I have a RDD of Words, than I have another RDD of something that contains a string that if a match is made it is removed from the string.
val wordList = sc.textFile("wordList.txt").map(x => x.split(',')).map(x => x(0))
Sample of wordList:
res15: Array[String] = Array(basetting, choosinesses, concavenesses, crabbinesses, cupidinously, falliblenesses, fleecinesses, hackishes, immaterialnesses, impiousnesses)
Than I have my other:
val filterWord = posts.map(x => (x._1, x._2.split(" ").filter(x => x != (wordList)))
Sample filterWord:
res16: Array[(String, Array[String])] = Array((6,Array(how, sweet, is, it, that, we, have)), (2,Array("")), (2,Array(will, this, question, cause, an, error)), (2,Array("")), (4,Array(how, do, we, create, a, new, tag, in), (7,Array("")), (2,Array(test, after, clr, on)), (2,Array("")), (2,Array(testing, a, long, tag)), (2,Array("")))
I need to get filterWord to only contain words that are not in the wordList but doesnt seem to be working because it is not filtering out any words in the wordList and if I change it to == instead it filters out everything.

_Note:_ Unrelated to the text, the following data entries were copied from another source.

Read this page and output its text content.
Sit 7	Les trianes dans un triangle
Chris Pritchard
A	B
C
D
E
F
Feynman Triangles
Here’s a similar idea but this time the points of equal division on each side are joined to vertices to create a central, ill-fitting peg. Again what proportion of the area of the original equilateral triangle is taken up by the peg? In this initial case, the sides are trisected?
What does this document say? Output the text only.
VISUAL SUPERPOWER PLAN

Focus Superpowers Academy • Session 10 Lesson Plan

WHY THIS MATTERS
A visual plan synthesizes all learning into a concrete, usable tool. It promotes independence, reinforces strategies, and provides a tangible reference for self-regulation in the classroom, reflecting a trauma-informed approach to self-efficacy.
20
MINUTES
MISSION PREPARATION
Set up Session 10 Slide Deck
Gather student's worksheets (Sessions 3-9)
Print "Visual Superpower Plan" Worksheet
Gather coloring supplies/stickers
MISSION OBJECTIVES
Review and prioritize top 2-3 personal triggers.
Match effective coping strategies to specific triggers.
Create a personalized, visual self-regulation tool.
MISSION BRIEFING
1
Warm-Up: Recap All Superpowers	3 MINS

This removes any post that contains any of the words in wordlist. It may or may not be what you want. Please do clarify your question.
Spark setup.
import org.apache.spark.SparkContext
import org.apache.spark.SparkContext._
import org.apache.spark.SparkConf
val conf = new SparkConf().setAppName("spark-scratch").setMaster("local")
val sc = new SparkContext(conf)
Test data:
val jabberwocky = """
Twas brillig, and the slithy toves
Did gyre and gimble in the wabe:
All mimsy were the borogoves,
And the mome raths outgrabe.
“Beware the Jabberwock, my son!
The jaws that bite, the claws that catch!
Beware the Jubjub bird, and shun
The frumious Bandersnatch!”
He took his vorpal sword in hand;
Long time the manxome foe he sought—
So rested he by the Tumtum tree
And stood awhile in thought.
And, as in uffish thought he stood,
The Jabberwock, with eyes of flame,
Came whiffling through the tulgey wood,
And burbled as it came!
One, two! One, two! And through and through
The vorpal blade went snicker-snack!
He left it dead, and with its head
He went galumphing back.
“And hast thou slain the Jabberwock?
Come to my arms, my beamish boy!
O frabjous day! Callooh! Callay!”
He chortled in his joy.
’Twas brillig, and the slithy toves
Did gyre and gimble in the wabe:
All mimsy were the borogoves,
And the mome raths outgrabe
"""
val words = "the and in all were"
Convert the test data to RDDs.
val posts = sc.parallelize(jabberwocky.split('\n')
.filter(_.nonEmpty)
.zipWithIndex
.map (_.swap))
val wordList = sc.parallelize(words.split(' ')).map(x => (x.toLowerCase(), x))
Make a PairRDD where there is a row for each word in each post. The key is each of the words, and the value is the original post
val postsPairs = posts.flatMap
{ case (i, s) => s.split("\\W+").map(w=> (w.toLowerCase(), (i, s))) }
Find all the posts that DO have one of the excluded words
val withExcluded = postsPairs.join(wordList).map(_._2._1)
(could do a .distinct
here but there's no point, the duplicates won't matter for the next step)
Remove all the posts from the original list that have one of the excluded words. So any remaining have none of the excluded words. WWWWW.
val res = posts.subtract(withExcluded)
// (19, He went galumphing back.)
// (22,O frabjous day! Callooh! Callay!”)
// (21, Come to my arms, my beamish boy!)